Yeah he only uses it outside. It's the only way we can control him. There are to many stray cats in the area...he used to keep it on more because I hate it, and hate taking it on and off him. I know we need it for his safety as well as the other animals outside, but he's my baby and I hate it. My husband gets it on and off him, no problems but I can't.


----------



## MamaTank (Jun 12, 2011)

Adorable pack!

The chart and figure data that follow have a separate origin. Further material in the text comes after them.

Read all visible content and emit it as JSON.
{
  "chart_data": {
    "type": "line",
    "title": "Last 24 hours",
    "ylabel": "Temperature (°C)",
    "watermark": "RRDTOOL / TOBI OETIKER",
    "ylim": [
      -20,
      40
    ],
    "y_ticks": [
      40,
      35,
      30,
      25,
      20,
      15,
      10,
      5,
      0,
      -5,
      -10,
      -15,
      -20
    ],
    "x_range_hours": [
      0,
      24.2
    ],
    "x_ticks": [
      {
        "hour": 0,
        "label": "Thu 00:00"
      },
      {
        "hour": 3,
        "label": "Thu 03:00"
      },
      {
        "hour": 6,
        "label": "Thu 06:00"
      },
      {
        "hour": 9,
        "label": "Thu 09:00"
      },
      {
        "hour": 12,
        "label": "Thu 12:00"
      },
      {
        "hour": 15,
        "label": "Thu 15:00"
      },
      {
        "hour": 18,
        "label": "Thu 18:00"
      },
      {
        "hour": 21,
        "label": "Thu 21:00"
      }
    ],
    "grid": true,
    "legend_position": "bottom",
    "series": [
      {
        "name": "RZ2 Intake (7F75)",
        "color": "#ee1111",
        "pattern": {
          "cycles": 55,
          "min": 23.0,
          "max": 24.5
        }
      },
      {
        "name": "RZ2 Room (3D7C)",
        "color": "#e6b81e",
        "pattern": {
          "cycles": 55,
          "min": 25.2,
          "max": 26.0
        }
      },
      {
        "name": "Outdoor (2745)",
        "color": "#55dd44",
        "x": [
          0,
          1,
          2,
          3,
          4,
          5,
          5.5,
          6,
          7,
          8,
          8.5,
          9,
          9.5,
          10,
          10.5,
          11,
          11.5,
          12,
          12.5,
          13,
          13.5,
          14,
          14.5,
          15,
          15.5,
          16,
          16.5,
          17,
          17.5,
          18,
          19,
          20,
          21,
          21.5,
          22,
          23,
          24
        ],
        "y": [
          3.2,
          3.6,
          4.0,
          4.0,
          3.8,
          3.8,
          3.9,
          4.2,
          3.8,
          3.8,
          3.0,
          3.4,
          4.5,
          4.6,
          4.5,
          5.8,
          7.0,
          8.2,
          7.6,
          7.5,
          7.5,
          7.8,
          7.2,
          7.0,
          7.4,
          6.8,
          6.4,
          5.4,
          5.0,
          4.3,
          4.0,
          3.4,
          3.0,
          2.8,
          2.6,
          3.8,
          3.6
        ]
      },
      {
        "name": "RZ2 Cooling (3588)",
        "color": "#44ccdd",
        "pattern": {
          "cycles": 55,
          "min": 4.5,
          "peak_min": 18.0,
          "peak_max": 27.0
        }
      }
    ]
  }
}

Welcome to GPB!


----------



## Didi (Sep 12, 2011)

I love your pups!! They are all so cute, I wish I would have thought about theme names.... maybe if I get more I will use gods/goddess since my dogs name is Luna!!! lol I suppose I could go with Harry Potter too but I couldnt use most of the names for dogs in that series LOL


----------



## performanceknls (Apr 4, 2009)

I LOVE the names! they are a cute bunch  I use to have a Rogue and I always wanted to name a dog Gambit but just never did. :welcome:


----------



## dixieland (Aug 14, 2009)

Cute bunch you have there!thanks for sharing!


----------



## Sucker For A Rednose (Sep 11, 2011)

You have some gorgeous pups;
I'm particularly fond of your cow/bunny 
Very cute!

However,That prong collar is serving no justice sitting where it is as stated above.
It should be tight fitted up around your dogs neck right down below the base of the ears
and tucked near the bottom of the jaw.


----------



## BastienBully (Aug 8, 2011)

Beautiful dogs!!


----------



## I<3MyPitties (Sep 20, 2011)

Sucker For A Rednose said:


> You have some gorgeous pups;
> I'm particularly fond of your cow/bunny
> Very cute!
> 
> ...


Well that's where it sits when he's on a leash, but It's very difficult to get off and on so I can only imagine if it were smaller I don't think it would get over his head. yikes... I was against it at first but its much easier to control him on the leash with it.


----------